Canada
Tori Stafford not 'young enough,' court hears

Michael Rafferty is taken back to jail in London, Ontario in the back of a police cruiser following day five of his first degree murder trial of eight year-old Victoria Stafford on Tuesday, March 13, 2012.

Credits: DEREK RUTTAN/The London Free Press/QMI AGENC

HANK DANISZEWSKI | QMI ANGENCY

 

LONDON, Ont. -- Michael Rafferty complained that eight-year old Victoria Stafford wasn't "young enough" for his liking, his former girlfriend Terri-Lynne McClintic testified Wednesday.

After testifying in the morning at Rafferty's first-degree murder trial about how the pair covered their tracks after Stafford's abduction and murder, McClintic spoke in the afternoon about a conversation she and Rafferty had on the drive to Guelph, Ont., after she had lured Stafford away from Oliver Stephens School in Woodstock.

In the most chilling moment Wednesday, McClintic said Rafferty complained after the abduction that he would have preferred her to have picked a younger child than Stafford.
McClintic, 21, took the stand for a second day Wednesday.

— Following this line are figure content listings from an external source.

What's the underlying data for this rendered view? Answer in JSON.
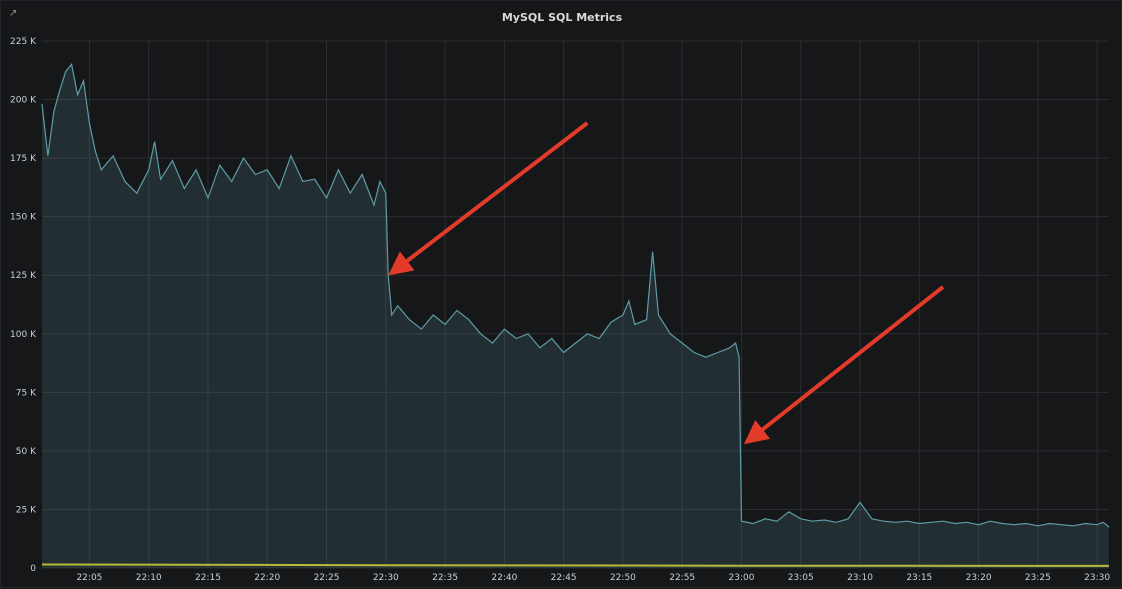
{
  "panel": {
    "title": "MySQL SQL Metrics",
    "share_icon": "external-link-icon"
  },
  "chart_data": {
    "type": "area",
    "title": "MySQL SQL Metrics",
    "xlabel": "",
    "ylabel": "",
    "x_ticks": [
      "22:05",
      "22:10",
      "22:15",
      "22:20",
      "22:25",
      "22:30",
      "22:35",
      "22:40",
      "22:45",
      "22:50",
      "22:55",
      "23:00",
      "23:05",
      "23:10",
      "23:15",
      "23:20",
      "23:25",
      "23:30"
    ],
    "y_ticks": [
      "0",
      "25 K",
      "50 K",
      "75 K",
      "100 K",
      "125 K",
      "150 K",
      "175 K",
      "200 K",
      "225 K"
    ],
    "xlim": [
      "22:01",
      "23:31"
    ],
    "ylim": [
      0,
      225000
    ],
    "grid": true,
    "legend": "none",
    "colors": {
      "main_series": "#5d9ca6",
      "baseline_series": "#b8ba3b",
      "arrow": "#e23b2a"
    },
    "series": [
      {
        "color": "#5d9ca6",
        "points": [
          [
            "22:01",
            198000
          ],
          [
            "22:01.5",
            176000
          ],
          [
            "22:02",
            195000
          ],
          [
            "22:02.5",
            204000
          ],
          [
            "22:03",
            212000
          ],
          [
            "22:03.5",
            215000
          ],
          [
            "22:04",
            202000
          ],
          [
            "22:04.5",
            208000
          ],
          [
            "22:05",
            190000
          ],
          [
            "22:05.5",
            178000
          ],
          [
            "22:06",
            170000
          ],
          [
            "22:07",
            176000
          ],
          [
            "22:08",
            165000
          ],
          [
            "22:09",
            160000
          ],
          [
            "22:10",
            170000
          ],
          [
            "22:10.5",
            182000
          ],
          [
            "22:11",
            166000
          ],
          [
            "22:12",
            174000
          ],
          [
            "22:13",
            162000
          ],
          [
            "22:14",
            170000
          ],
          [
            "22:15",
            158000
          ],
          [
            "22:16",
            172000
          ],
          [
            "22:17",
            165000
          ],
          [
            "22:18",
            175000
          ],
          [
            "22:19",
            168000
          ],
          [
            "22:20",
            170000
          ],
          [
            "22:21",
            162000
          ],
          [
            "22:22",
            176000
          ],
          [
            "22:23",
            165000
          ],
          [
            "22:24",
            166000
          ],
          [
            "22:25",
            158000
          ],
          [
            "22:26",
            170000
          ],
          [
            "22:27",
            160000
          ],
          [
            "22:28",
            168000
          ],
          [
            "22:29",
            155000
          ],
          [
            "22:29.5",
            165000
          ],
          [
            "22:30",
            160000
          ],
          [
            "22:30.2",
            125000
          ],
          [
            "22:30.5",
            108000
          ],
          [
            "22:31",
            112000
          ],
          [
            "22:32",
            106000
          ],
          [
            "22:33",
            102000
          ],
          [
            "22:34",
            108000
          ],
          [
            "22:35",
            104000
          ],
          [
            "22:36",
            110000
          ],
          [
            "22:37",
            106000
          ],
          [
            "22:38",
            100000
          ],
          [
            "22:39",
            96000
          ],
          [
            "22:40",
            102000
          ],
          [
            "22:41",
            98000
          ],
          [
            "22:42",
            100000
          ],
          [
            "22:43",
            94000
          ],
          [
            "22:44",
            98000
          ],
          [
            "22:45",
            92000
          ],
          [
            "22:46",
            96000
          ],
          [
            "22:47",
            100000
          ],
          [
            "22:48",
            98000
          ],
          [
            "22:49",
            105000
          ],
          [
            "22:50",
            108000
          ],
          [
            "22:50.5",
            114000
          ],
          [
            "22:51",
            104000
          ],
          [
            "22:52",
            106000
          ],
          [
            "22:52.5",
            135000
          ],
          [
            "22:53",
            108000
          ],
          [
            "22:54",
            100000
          ],
          [
            "22:55",
            96000
          ],
          [
            "22:56",
            92000
          ],
          [
            "22:57",
            90000
          ],
          [
            "22:58",
            92000
          ],
          [
            "22:59",
            94000
          ],
          [
            "22:59.5",
            96000
          ],
          [
            "22:59.8",
            90000
          ],
          [
            "23:00",
            20000
          ],
          [
            "23:01",
            19000
          ],
          [
            "23:02",
            21000
          ],
          [
            "23:03",
            20000
          ],
          [
            "23:04",
            24000
          ],
          [
            "23:05",
            21000
          ],
          [
            "23:06",
            20000
          ],
          [
            "23:07",
            20500
          ],
          [
            "23:08",
            19500
          ],
          [
            "23:09",
            21000
          ],
          [
            "23:10",
            28000
          ],
          [
            "23:11",
            21000
          ],
          [
            "23:12",
            20000
          ],
          [
            "23:13",
            19500
          ],
          [
            "23:14",
            20000
          ],
          [
            "23:15",
            19000
          ],
          [
            "23:16",
            19500
          ],
          [
            "23:17",
            20000
          ],
          [
            "23:18",
            19000
          ],
          [
            "23:19",
            19500
          ],
          [
            "23:20",
            18500
          ],
          [
            "23:21",
            20000
          ],
          [
            "23:22",
            19000
          ],
          [
            "23:23",
            18500
          ],
          [
            "23:24",
            19000
          ],
          [
            "23:25",
            18000
          ],
          [
            "23:26",
            19000
          ],
          [
            "23:27",
            18500
          ],
          [
            "23:28",
            18000
          ],
          [
            "23:29",
            19000
          ],
          [
            "23:30",
            18500
          ],
          [
            "23:30.5",
            19500
          ],
          [
            "23:31",
            17500
          ]
        ]
      },
      {
        "color": "#b8ba3b",
        "points": [
          [
            "22:01",
            1500
          ],
          [
            "22:30",
            1200
          ],
          [
            "23:00",
            1000
          ],
          [
            "23:31",
            900
          ]
        ]
      }
    ],
    "annotations": [
      {
        "type": "arrow",
        "from": [
          "22:47",
          "190000"
        ],
        "to": [
          "22:31",
          "128000"
        ]
      },
      {
        "type": "arrow",
        "from": [
          "23:17",
          "120000"
        ],
        "to": [
          "23:01",
          "56000"
        ]
      }
    ]
  }
}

McClintic said after they left the crime scene north of Guelph, they threw out their shoes, thoroughly cleaned the car in Cambridge, Ont., and changed their clothes. Rafferty even asked her to cut out sections of the back seat of the car that couldn't be cleaned, she said.

McClintic said she smoked marijuana, took OxyContin several times, as well as Percocets, on the day she killed Stafford.

She said she and Rafferty also discussed a cover story about a shopping trip to Oakville, Ont.

A few days after the crime, she was arrested on an outstanding warrant and taken to the police station. She denied knowing anything about Stafford and was taken to a detention centre.

McClintic said she contacted Rafferty from the centre. He asked if she needed anything, and offered to bring flowers, she said.

He later came to the centre and McClintic said they discussed the intense search for Stafford.

"I said I would take the fall. He had more to lose - a life, a job. I really had nothing," she said.

McClintic spent most of Wednesday afternoon looking at photos and identifying various sites in the area in
Woodstock where Stafford was abducted.

She also identified herself on surveillance footage getting out of Rafferty's car in Guelph and going inside a Home Depot to purchase a hammmer and garbage bags at a self-checkout.

McClintic went over a sketch she made of the crime scene north of Guelph and the rural road where they discarded their shoes.

She has already testified that she and Rafferty kidnapped Stafford on April 8. 2009. She said she lured Stafford from the school, promising to show her a puppy.

They then drove the girl to an isolated rural area north of Guelph where McClintic said she got out of the car and later saw Rafferty sexually assaulting Stafford in the back seat.

She told the jury she killed Stafford with a hammer.
The eight-year-old's body was found under a rock pile 103 days later.

Rafferty, 31, has pleaded not guilty to first-degree murder, kidnapping and sexual assault causing bodily harm in Victoria (Tori) Stafford's death. McClintic, Rafferty's former girlfriend, pleaded guilty in 2010 to first-degree murder and is serving a life sentence.